Severity scores can quantify disease fluctuations that influence patient management, have prognostic implications [8,9,10], and may also be employed in clinical trials. However, this is only possible if scores are reliable, which is reflected by reader agreement regarding both value and change. For our second and third clinical scenarios for CXR, we also found that assessment of severity and change, and therefore of CXR severity itself, varied between reader groups and readers using either severity scoring system, but in different ways. It is probably unsurprising that agreement for no change in BSTI severity was highest for all reader groups, given that the four-grade nature of that classification is less likely to detect subtle change. In contrast, the finer gradation of Covid-RALES allows smaller severity increments to be captured more readily. A higher number of categories also encourages disagreement; despite this, agreement was modest.

We wished to examine CXR utility in a real-world clinical setting using consecutive patients presenting to our emergency department with suspected COVID-19 infection. Our findings are important because they examine clear clinical roles for CXR beyond a purely binary diagnosis of COVID-19 versus non-COVID-19. Rather, we examined the CXR as an aid to clinical decision-making and as an adjunct to clinical and molecular testing. CXR has moderate pooled sensitivity and specificity for COVID-19 (81% and 72% respectively) [18] and, in the context of other clinical and diagnostic tests [19], such diagnostic accuracy could be considered favourable. Although thoracic CT has a higher sensitivity for diagnosing COVID-19 [18], CXR has been used and investigated in this triage role both in the UK and internationally [20]. However, our results do have important implications when using CXR for diagnosis because interpretation appears susceptible to substantial inter-reader variation. Investigating reader variability will also be crucial for development, training, and evaluation of artificial intelligence algorithms to diagnose COVID-19, such as that now underway using the National COVID-19 Chest Imaging Database (NCCID) [21].

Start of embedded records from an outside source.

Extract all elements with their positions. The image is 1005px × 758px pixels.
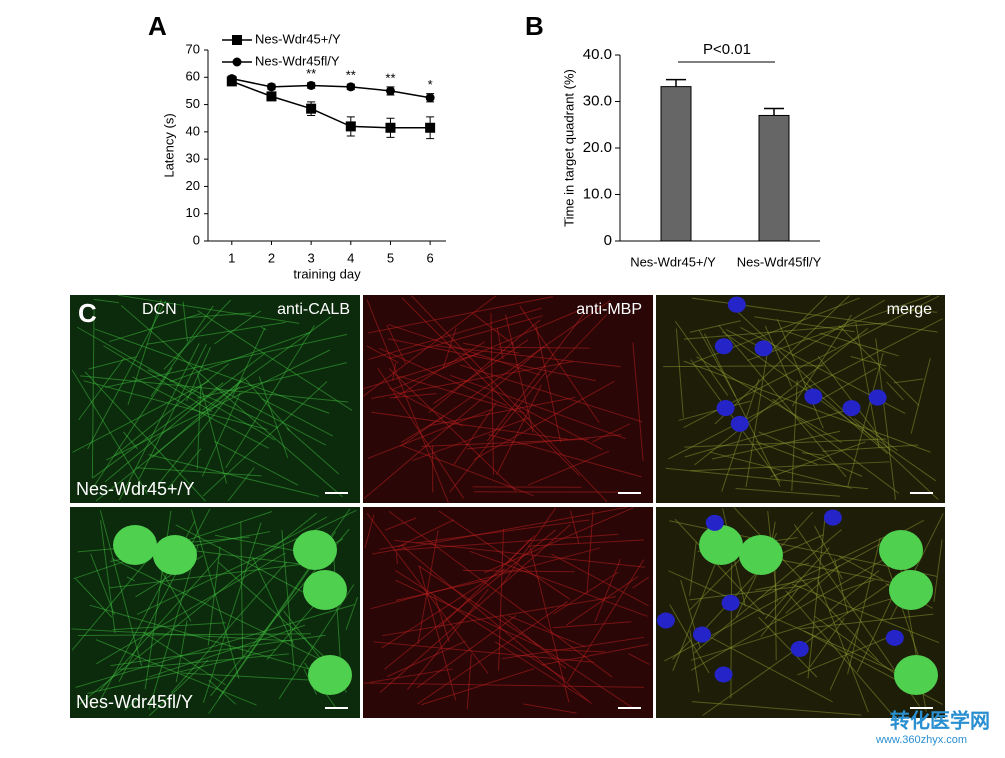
cell xyxy=(113,525,157,565)
cell xyxy=(153,535,197,575)
nucleus xyxy=(657,612,675,628)
watermark: 转化医学网 xyxy=(890,708,990,732)
row-label: Nes-Wdr45fl/Y xyxy=(76,692,193,712)
y-tick-label: 30.0 xyxy=(583,92,612,109)
cell xyxy=(699,525,743,565)
line xyxy=(232,79,430,98)
nucleus xyxy=(804,388,822,404)
nucleus xyxy=(717,400,735,416)
x-tick-label: 4 xyxy=(347,250,354,265)
y-tick-label: 10 xyxy=(186,205,200,220)
panel-letter: B xyxy=(525,11,544,41)
channel-label: merge xyxy=(887,301,932,318)
x-tick-label: Nes-Wdr45+/Y xyxy=(630,254,716,269)
legend-label: Nes-Wdr45+/Y xyxy=(255,31,341,46)
cell xyxy=(894,655,938,695)
legend-label: Nes-Wdr45fl/Y xyxy=(255,53,340,68)
y-tick-label: 70 xyxy=(186,41,200,56)
cell xyxy=(308,655,352,695)
bar xyxy=(759,115,789,241)
significance: ** xyxy=(385,70,395,85)
marker xyxy=(425,123,435,133)
significance: ** xyxy=(346,68,356,83)
nucleus xyxy=(715,338,733,354)
y-tick-label: 0 xyxy=(604,232,612,249)
row-label: Nes-Wdr45+/Y xyxy=(76,479,195,499)
legend-marker xyxy=(233,58,242,67)
cell xyxy=(739,535,783,575)
marker xyxy=(386,86,395,95)
x-tick-label: 2 xyxy=(268,250,275,265)
error-bar xyxy=(666,80,686,87)
marker xyxy=(307,81,316,90)
y-tick-label: 40 xyxy=(186,123,200,138)
channel-label: anti-CALB xyxy=(277,301,350,318)
region-label: DCN xyxy=(142,301,177,318)
y-tick-label: 10.0 xyxy=(583,185,612,202)
x-tick-label: 5 xyxy=(387,250,394,265)
y-axis-label: Time in target quadrant (%) xyxy=(561,69,576,227)
channel-label: anti-MBP xyxy=(576,301,642,318)
cell xyxy=(889,570,933,610)
error-bar xyxy=(764,108,784,115)
y-tick-label: 30 xyxy=(186,151,200,166)
marker xyxy=(346,82,355,91)
panel-letter: A xyxy=(148,11,167,41)
nucleus xyxy=(693,627,711,643)
cell xyxy=(879,530,923,570)
marker xyxy=(306,104,316,114)
annotation: P<0.01 xyxy=(703,41,751,58)
nucleus xyxy=(706,515,724,531)
marker xyxy=(385,123,395,133)
marker xyxy=(426,93,435,102)
nucleus xyxy=(731,416,749,432)
y-tick-label: 60 xyxy=(186,69,200,84)
legend-marker xyxy=(232,35,242,45)
cell xyxy=(303,570,347,610)
x-tick-label: 1 xyxy=(228,250,235,265)
y-tick-label: 50 xyxy=(186,96,200,111)
marker xyxy=(227,74,236,83)
cell xyxy=(293,530,337,570)
nucleus xyxy=(842,400,860,416)
x-tick-label: 3 xyxy=(308,250,315,265)
nucleus xyxy=(886,630,904,646)
nucleus xyxy=(791,641,809,657)
y-axis-label: Latency (s) xyxy=(161,113,176,177)
nucleus xyxy=(824,510,842,526)
y-tick-label: 40.0 xyxy=(583,46,612,63)
y-tick-label: 0 xyxy=(193,232,200,247)
x-tick-label: 6 xyxy=(427,250,434,265)
y-tick-label: 20.0 xyxy=(583,139,612,156)
bar xyxy=(661,87,691,241)
significance: ** xyxy=(306,66,316,81)
x-axis-label: training day xyxy=(293,266,361,281)
nucleus xyxy=(728,297,746,313)
marker xyxy=(266,91,276,101)
panel-letter: C xyxy=(78,298,97,328)
nucleus xyxy=(755,340,773,356)
y-tick-label: 20 xyxy=(186,178,200,193)
watermark-url: www.360zhyx.com xyxy=(875,734,967,746)
marker xyxy=(267,82,276,91)
nucleus xyxy=(869,390,887,406)
significance: * xyxy=(428,77,433,92)
nucleus xyxy=(715,666,733,682)
nucleus xyxy=(722,595,740,611)
marker xyxy=(346,121,356,131)
x-tick-label: Nes-Wdr45fl/Y xyxy=(737,254,822,269)
line xyxy=(232,81,430,127)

Our study has limitations. ID clinicians, as the first clinicians to assess potential COVID-19 cases, were the only group of non-radiologist clinicians evaluated. While we would wish to evaluate the emergency department and general medical colleagues also, this proved impractical. However, we have no a priori expectation that these would perform any differently. Our reference standard interpretation used two subspecialist chest radiologists; like any subjective standard, ours is imperfect, but with precedent [14]. We point out that our data around variability of reader classifications are robust regardless of the reference standard (see data in supplementary Figs. S2 and S4). Arguably, we disadvantaged ID clinicians by requiring them to interpret CXRs using LCD monitors, but this reflects normal clinical practice. It is possible that readers may have focussed on BSTI diagnostic categories in isolation, rather than considering the implications of how their categorisation would be used to decide patient management but, again, this reflects normal practice (since radiologists do not determine management). Readers did not compare serial CXRs directly, but read them in isolation: We note a potential role for monitoring disease progression when serial CXRs are viewed simultaneously, but this outcome would require assessment by other studies.

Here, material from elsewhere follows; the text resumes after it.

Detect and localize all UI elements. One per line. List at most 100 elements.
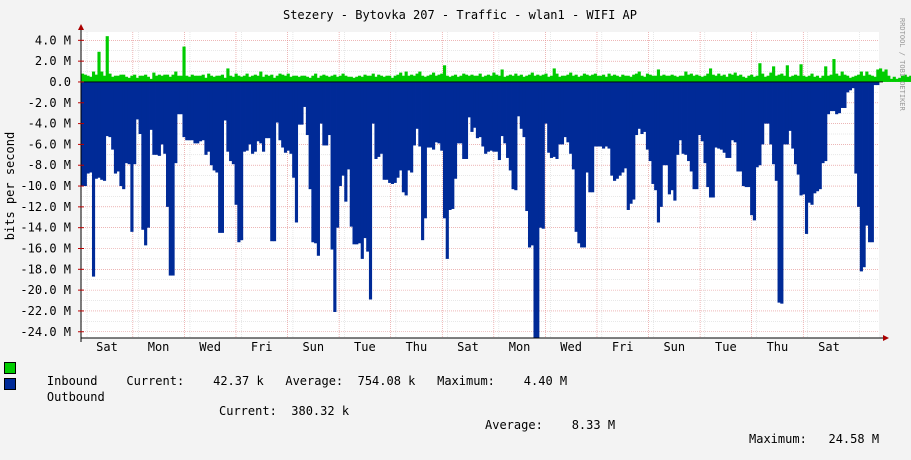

In conclusion, across a diverse group of clinicians, agreement for BSTI diagnostic categorisation for COVID-19 CXR classification varies widely for many categories, and to such a degree that may render CXR ineffective for triage using such categories. Agreement for serial change over time was also moderate, underscoring the need for cautious interpretation of changes in severity scores if using these to guide management and predict outcome, when these scores have been assigned to serial CXRs read in isolation.